Disclaimer: Canción de hielo y fuego es propiedad de George R.R. Martin.

"El primer capítulo de esta historia participa en el reto Principios del foro Alas Negras, Palabras Negras."

Palabras: 405


Era el día de su boda. No podría sentirse más infeliz.

Finalmente terminaron los rezos del septón, peroratas sobre los Siete bendiciendo su matrimonio y derramando bendiciones sobre la pareja real. Cersei no prestó atención a las personas que la rodeaban, señores y damas que celebraban a su nuevo rey, ella solo era su esposa.
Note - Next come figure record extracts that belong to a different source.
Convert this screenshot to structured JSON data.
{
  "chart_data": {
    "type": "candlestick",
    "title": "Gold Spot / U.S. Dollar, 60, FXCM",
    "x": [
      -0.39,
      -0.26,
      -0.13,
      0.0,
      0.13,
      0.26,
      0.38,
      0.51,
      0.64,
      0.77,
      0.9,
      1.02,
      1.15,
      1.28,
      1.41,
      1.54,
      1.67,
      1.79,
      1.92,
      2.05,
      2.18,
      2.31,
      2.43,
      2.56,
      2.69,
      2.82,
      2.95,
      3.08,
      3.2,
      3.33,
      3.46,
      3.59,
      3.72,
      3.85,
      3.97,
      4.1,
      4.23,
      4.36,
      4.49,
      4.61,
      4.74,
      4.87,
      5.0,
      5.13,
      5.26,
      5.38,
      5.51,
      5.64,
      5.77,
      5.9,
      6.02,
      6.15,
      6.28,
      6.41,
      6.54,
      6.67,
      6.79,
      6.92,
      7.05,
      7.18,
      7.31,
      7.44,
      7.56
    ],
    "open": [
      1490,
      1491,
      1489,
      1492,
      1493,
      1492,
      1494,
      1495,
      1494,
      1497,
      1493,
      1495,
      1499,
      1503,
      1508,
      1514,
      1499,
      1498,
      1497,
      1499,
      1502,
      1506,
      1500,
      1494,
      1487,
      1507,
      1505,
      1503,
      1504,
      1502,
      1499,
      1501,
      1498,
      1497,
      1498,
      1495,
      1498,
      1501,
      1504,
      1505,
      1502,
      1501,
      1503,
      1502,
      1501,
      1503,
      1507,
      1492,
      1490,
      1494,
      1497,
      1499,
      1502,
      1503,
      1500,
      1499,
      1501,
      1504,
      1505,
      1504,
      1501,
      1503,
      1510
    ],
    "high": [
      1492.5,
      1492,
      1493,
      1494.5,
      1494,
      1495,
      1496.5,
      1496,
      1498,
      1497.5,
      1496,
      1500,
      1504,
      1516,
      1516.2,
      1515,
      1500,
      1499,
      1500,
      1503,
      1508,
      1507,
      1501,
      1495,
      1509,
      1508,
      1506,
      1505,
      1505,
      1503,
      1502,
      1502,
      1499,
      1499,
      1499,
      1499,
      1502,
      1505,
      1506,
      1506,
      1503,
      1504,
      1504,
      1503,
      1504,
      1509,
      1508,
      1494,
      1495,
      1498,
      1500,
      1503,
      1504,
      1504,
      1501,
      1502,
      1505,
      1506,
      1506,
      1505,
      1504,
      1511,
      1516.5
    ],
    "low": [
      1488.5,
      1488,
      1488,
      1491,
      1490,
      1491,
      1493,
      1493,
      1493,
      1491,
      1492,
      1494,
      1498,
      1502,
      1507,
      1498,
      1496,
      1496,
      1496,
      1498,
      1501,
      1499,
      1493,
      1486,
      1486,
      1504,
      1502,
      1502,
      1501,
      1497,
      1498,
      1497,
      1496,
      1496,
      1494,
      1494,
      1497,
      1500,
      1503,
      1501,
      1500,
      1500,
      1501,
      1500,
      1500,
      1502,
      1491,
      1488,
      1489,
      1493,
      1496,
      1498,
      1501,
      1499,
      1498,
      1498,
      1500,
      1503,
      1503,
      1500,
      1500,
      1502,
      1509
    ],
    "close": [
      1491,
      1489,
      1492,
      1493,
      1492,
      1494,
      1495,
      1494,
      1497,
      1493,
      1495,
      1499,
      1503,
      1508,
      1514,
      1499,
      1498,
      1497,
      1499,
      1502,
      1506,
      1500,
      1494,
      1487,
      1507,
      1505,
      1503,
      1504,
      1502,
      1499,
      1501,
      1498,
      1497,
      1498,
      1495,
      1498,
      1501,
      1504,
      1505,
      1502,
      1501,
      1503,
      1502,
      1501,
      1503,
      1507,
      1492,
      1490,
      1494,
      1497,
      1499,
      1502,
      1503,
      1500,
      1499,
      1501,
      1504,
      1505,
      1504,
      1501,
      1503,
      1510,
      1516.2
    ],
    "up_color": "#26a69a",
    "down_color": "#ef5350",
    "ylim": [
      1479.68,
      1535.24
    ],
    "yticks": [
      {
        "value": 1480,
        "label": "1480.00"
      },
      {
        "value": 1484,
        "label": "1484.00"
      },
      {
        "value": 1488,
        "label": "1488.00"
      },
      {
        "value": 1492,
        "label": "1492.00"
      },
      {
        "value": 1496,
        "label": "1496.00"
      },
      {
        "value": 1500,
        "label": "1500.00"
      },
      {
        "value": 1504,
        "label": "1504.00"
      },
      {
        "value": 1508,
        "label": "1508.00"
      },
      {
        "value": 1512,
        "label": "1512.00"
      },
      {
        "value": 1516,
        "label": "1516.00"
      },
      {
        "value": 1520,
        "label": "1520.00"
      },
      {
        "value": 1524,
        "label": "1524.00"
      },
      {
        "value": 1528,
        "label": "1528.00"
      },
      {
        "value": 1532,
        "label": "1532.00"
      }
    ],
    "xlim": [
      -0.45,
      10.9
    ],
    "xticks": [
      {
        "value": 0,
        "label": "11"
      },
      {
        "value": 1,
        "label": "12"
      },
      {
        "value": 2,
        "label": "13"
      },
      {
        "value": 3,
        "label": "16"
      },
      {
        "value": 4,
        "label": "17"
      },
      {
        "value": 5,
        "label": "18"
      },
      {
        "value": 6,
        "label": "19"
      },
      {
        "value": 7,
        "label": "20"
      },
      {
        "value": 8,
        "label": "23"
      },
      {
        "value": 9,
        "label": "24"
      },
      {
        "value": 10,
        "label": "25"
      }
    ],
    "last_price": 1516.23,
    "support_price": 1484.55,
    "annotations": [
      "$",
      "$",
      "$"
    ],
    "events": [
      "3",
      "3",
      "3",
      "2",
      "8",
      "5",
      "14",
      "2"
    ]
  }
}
La capa negra que rodeaba sus blancos hombros pesaba más a cada instante. Su antigua capa, la escarlata Lannister, hacia juego con su vestido dorado y la gargantilla enjoyada con esmeraldas, pero la cosa que Robert le colocó opacó todos los colores, como una sombra que nunca la dejaría en paz.

La amargura hacia que aflorara un traicionero picor en los ojos, pero mantuvo su sonrisa firme. Una niñita y una mujer lloraría, Cersei Lannister solo jugaría su papel. El león no lloraba.

La mano de Robert era áspera en la suya, aún más que la de Jaime y sin ninguna muestra de cariño. Los ojos del rey nunca se encontraron con los suyos, aunque ella tampoco se esforzó en encontrarlos. En una fantasía, en las pocas en que no se casaba con Jaime, encontraba ojos violetas en su esposo.

Todavía sentía la sensación de Jaime dentro de ella, como la había tomado esa misma mañana consciente de que esa misma noche sería de Robert. Cersei deseaba que ese recuerdo la consolara mientras yacía con el venado.

Robert Baratheon no era un dragón, la sangre de esa abuela suya se ahogó entre el carbón para dejarle un venado inservible. Nada estaba bien. Esto no era lo que le prometieron Cersei.

«Soy la reina», se recordó. Que importaba si tenía un inútil como esposo, el amor no se comparaba con el poder.

«Reina serás», murmuró una voz, entre la oscuridad y el olor a viejo, «hasta que llegué otra, más joven…»

La multitud que los esperaba afuera del septo rugió al verlos, el sonido ahogó el resto de la oración de Maggy.

―Les habéis caído en gracia, mi señora ―susurró el Rey en su oído―. Hay una sonrisa en cada rostro.

Rostros de mujeres humildes, hombres con niños en brazos. Los tontos sonreían a cualquier cosa, pero por un momento Cersei quiso creer que la felicidad de ellos podía ser la suya. Hasta que encontró un rostro severo, parecido al que le devolvía el espejo.

«No, no en cada rostro, mi señor»

Fue suficiente para recordar que no tendría final feliz.